Darcy’s twin brother was a factor I was kinda dreading, but in the end their relationship was exactly the kind of love-hate relationships that siblings have, and I breathed an audible sigh of relief. I’m not even a twin, but I can see so much of the sibling battles, one-up-man-ship and sibling judgementalism that I deal with in my own sibling-having life, but with the ultimate truth that you will always love each other and be there for each other when it counts.
The ‘handyman’ trope was handled so well – I really liked that Darcy got stuck in and refused to be side-lined. I liked that the ‘supporting characters’ were carbon copies of every tradesman I’ve ever encountered. Sally’s writing just feels so authentic it’s like I’m actually there, watching.

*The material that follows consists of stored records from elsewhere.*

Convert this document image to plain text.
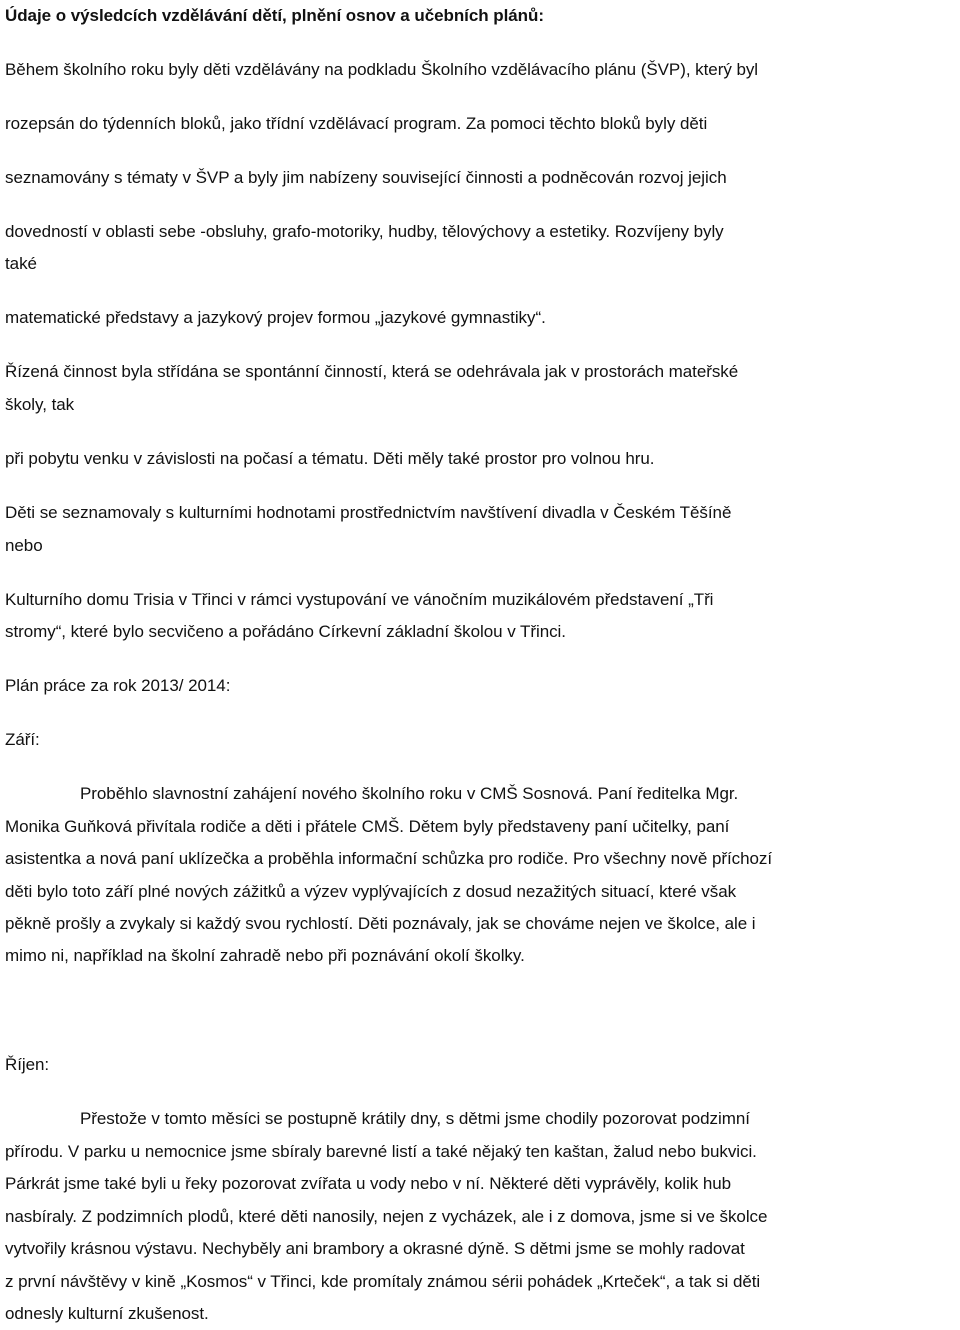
Údaje o výsledcích vzdělávání dětí, plnění osnov a učebních plánů:
Během školního roku byly děti vzdělávány na podkladu Školního vzdělávacího plánu (ŠVP), který byl
rozepsán do týdenních bloků, jako třídní vzdělávací program. Za pomoci těchto bloků byly děti
seznamovány s tématy v ŠVP a byly jim nabízeny související činnosti a podněcován rozvoj jejich
dovedností v oblasti sebe -obsluhy, grafo-motoriky, hudby, tělovýchovy a estetiky. Rozvíjeny byly
také
matematické představy a jazykový projev formou „jazykové gymnastiky“.
Řízená činnost byla střídána se spontánní činností, která se odehrávala jak v prostorách mateřské
školy, tak
při pobytu venku v závislosti na počasí a tématu. Děti měly také prostor pro volnou hru.
Děti se seznamovaly s kulturními hodnotami prostřednictvím navštívení divadla v Českém Těšíně
nebo
Kulturního domu Trisia v Třinci v rámci vystupování ve vánočním muzikálovém představení „Tři
stromy“, které bylo secvičeno a pořádáno Církevní základní školou v Třinci.
Plán práce za rok 2013/ 2014:
Září:
Proběhlo slavnostní zahájení nového školního roku v CMŠ Sosnová. Paní ředitelka Mgr.
Monika Guňková přivítala rodiče a děti i přátele CMŠ. Dětem byly představeny paní učitelky, paní
asistentka a nová paní uklízečka a proběhla informační schůzka pro rodiče. Pro všechny nově příchozí
děti bylo toto září plné nových zážitků a výzev vyplývajících z dosud nezažitých situací, které však
pěkně prošly a zvykaly si každý svou rychlostí. Děti poznávaly, jak se chováme nejen ve školce, ale i
mimo ni, například na školní zahradě nebo při poznávání okolí školky.
Říjen:
Přestože v tomto měsíci se postupně krátily dny, s dětmi jsme chodily pozorovat podzimní
přírodu. V parku u nemocnice jsme sbíraly barevné listí a také nějaký ten kaštan, žalud nebo bukvici.
Párkrát jsme také byli u řeky pozorovat zvířata u vody nebo v ní. Některé děti vyprávěly, kolik hub
nasbíraly. Z podzimních plodů, které děti nanosily, nejen z vycházek, ale i z domova, jsme si ve školce
vytvořily krásnou výstavu. Nechyběly ani brambory a okrasné dýně. S dětmi jsme se mohly radovat
z první návštěvy v kině „Kosmos“ v Třinci, kde promítaly známou sérii pohádek „Krteček“, a tak si děti
odnesly kulturní zkušenost.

I was about 10% into the book when I started understanding the ‘99% mine’ concept. It was woven throughout Darcy’s narrative and in the context, made total and complete sense. It was perfect, in fact, when you take in the larger picture and backstory of Darcy, Jamie and Tom. Heh. Perfect.

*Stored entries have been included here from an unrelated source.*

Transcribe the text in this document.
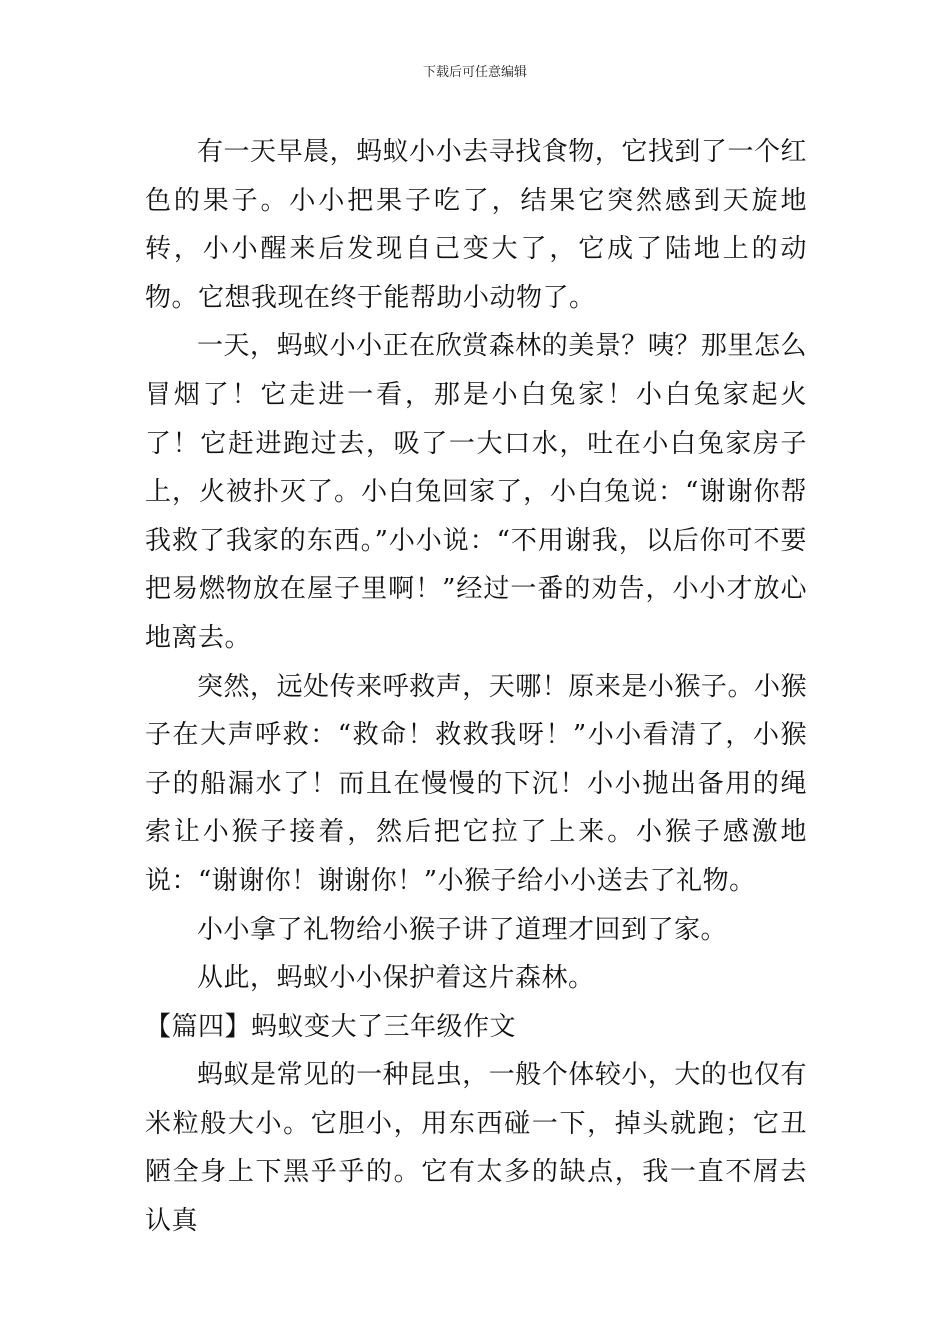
下载后可任意编辑

有一天早晨，蚂蚁小小去寻找食物，它找到了一个红色的果子。小小把果子吃了，结果它突然感到天旋地转，小小醒来后发现自己变大了，它成了陆地上的动物。它想我现在终于能帮助小动物了。

一天，蚂蚁小小正在欣赏森林的美景？咦？那里怎么冒烟了！它走进一看，那是小白兔家！小白兔家起火了！它赶进跑过去，吸了一大口水，吐在小白兔家房子上，火被扑灭了。小白兔回家了，小白兔说：“谢谢你帮我救了我家的东西。”小小说：“不用谢我，以后你可不要把易燃物放在屋子里啊！”经过一番的劝告，小小才放心地离去。

突然，远处传来呼救声，天哪！原来是小猴子。小猴子在大声呼救：“救命！救救我呀！”小小看清了，小猴子的船漏水了！而且在慢慢的下沉！小小抛出备用的绳索让小猴子接着，然后把它拉了上来。小猴子感激地说：“谢谢你！谢谢你！”小猴子给小小送去了礼物。

小小拿了礼物给小猴子讲了道理才回到了家。

从此，蚂蚁小小保护着这片森林。

【篇四】蚂蚁变大了三年级作文

蚂蚁是常见的一种昆虫，一般个体较小，大的也仅有米粒般大小。它胆小，用东西碰一下，掉头就跑；它丑陋全身上下黑乎乎的。它有太多的缺点，我一直不屑去认真
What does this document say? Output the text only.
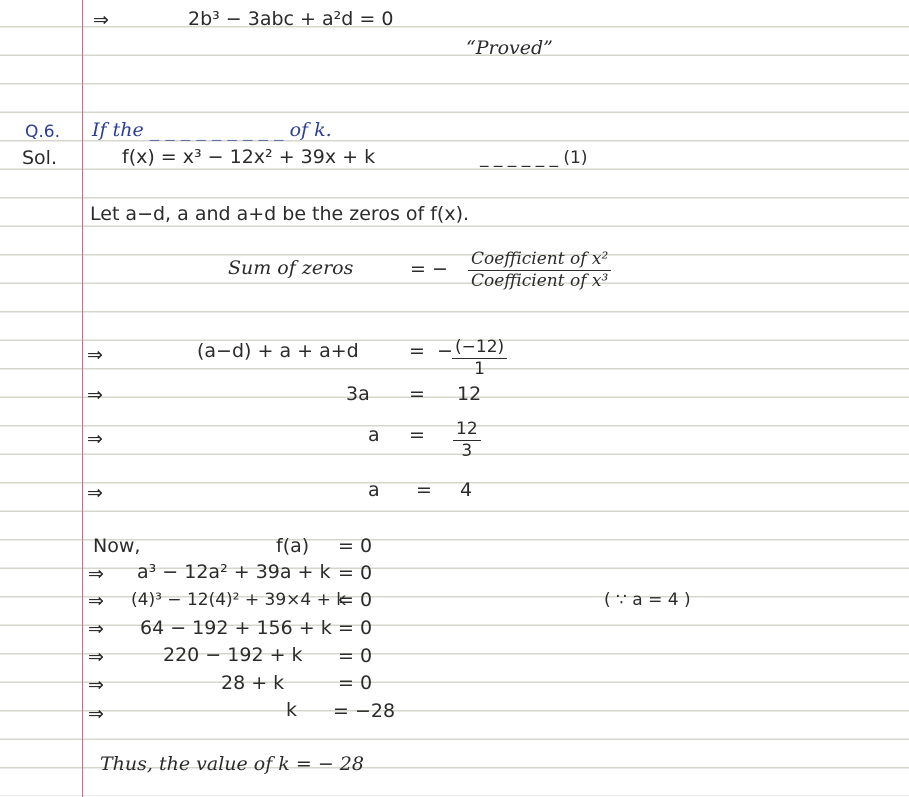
⇒	2b³ − 3abc + a²d = 0
“Proved”
Q.6. If the _ _ _ _ _ _ _ _ _ of k.
Sol.	f(x) = x³ − 12x² + 39x + k	_ _ _ _ _ _ (1)
Let a−d, a and a+d be the zeros of f(x).
Sum of zeros	= − Coefficient of x²
Coefficient of x³
⇒	(a−d) + a + a+d	= − $\frac{(-12)}{1}$
⇒	3a = 12
⇒	$a = \frac{12}{3}$
⇒	a = 4
Now,	f(a) = 0
⇒ a³ − 12a² + 39a + k = 0
⇒ (4)³ − 12(4)² + 39×4 + k
= 0
⇒ 64 − 192 + 156 + k = 0
⇒	220 − 192 + k = 0
⇒	28 + k	= 0
⇒	k = −28
( ∵ a = 4 )
Thus, the value of k = − 28
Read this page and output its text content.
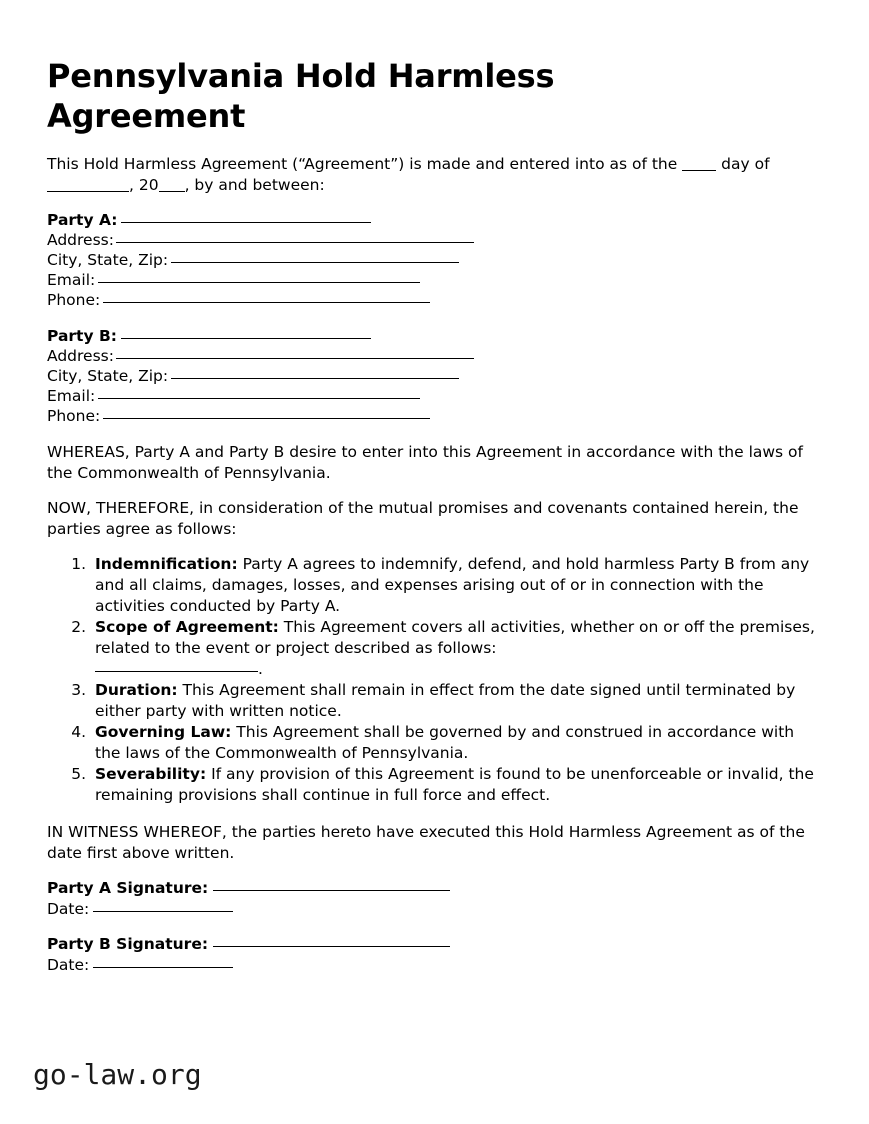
Pennsylvania Hold Harmless Agreement

This Hold Harmless Agreement (“Agreement”) is made and entered into as of the	day of , 20 , by and between:

Party A:
Address:
City, State, Zip:
Email:
Phone:
Party B:
Address:
City, State, Zip:
Email:
Phone:

WHEREAS, Party A and Party B desire to enter into this Agreement in accordance with the laws of the Commonwealth of Pennsylvania.

NOW, THEREFORE, in consideration of the mutual promises and covenants contained herein, the parties agree as follows:

1. Indemnification: Party A agrees to indemnify, defend, and hold harmless Party B from any and all claims, damages, losses, and expenses arising out of or in connection with the activities conducted by Party A.
2. Scope of Agreement: This Agreement covers all activities, whether on or off the premises, related to the event or project described as follows:
.
3. Duration: This Agreement shall remain in effect from the date signed until terminated by either party with written notice.
4. Governing Law: This Agreement shall be governed by and construed in accordance with the laws of the Commonwealth of Pennsylvania.
5. Severability: If any provision of this Agreement is found to be unenforceable or invalid, the remaining provisions shall continue in full force and effect.

IN WITNESS WHEREOF, the parties hereto have executed this Hold Harmless Agreement as of the date first above written.

Party A Signature:
Date:
Party B Signature:
Date:
go-law.org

This book was so completely different in both tone and theme from Sally’s debut novel, but it's absolutely undeniably her writing – all the turns of phrase, clever, colourful analogies and metaphors, the inner voice of Darcy, the way casual mannerisms like shrugs and arm gestures are written in such a way as to not distract from the prose, but to bring to life a vivid mental image. I loved 99% every bit as much as I loved THG, but in a myriad of subtly different ways. The characterisations are so expertly crafted that each ‘main character’ is a completely unique and individual person. They aren’t ‘variations on a theme’ or a ‘type’ – some authors aim their stories at specific types of reader, so all the female characters broadly fall into certain categories. This isn’t always a bad thing, but I love how strong and vibrant Sally’s characters are, and how you’d know them immediately if you met them.
She also manages to both embrace and poke gentle fun at cliché tropes in such a way that you don’t feel like you’re being chided for reading a trope-heavy romance novel, but the author acknowledges the tropes and still manages to turn them into something realistic and fun.
I deliberately wanted this to be a spoiler-free review, but I could write pages on all the tiny things I loved about this book. This time around, Sally included the epilogue for the book, and, just like THG, it answers lingering questions and leaves the reader happy and satisfied but still with some things left to the imagination.
99% isn’t a ‘worthy follow up novel’ to the surprise hit of The Hating Game. It’s a wonderful, beautifully crafted novel in its own right that should absolutely be read and judged on its own merit, not compared to THG.
The book is also edited very well – I didn’t notice a single spelling error.
As a non-spoiler-y aside, I really want some underswears. Anyone know where I can get some?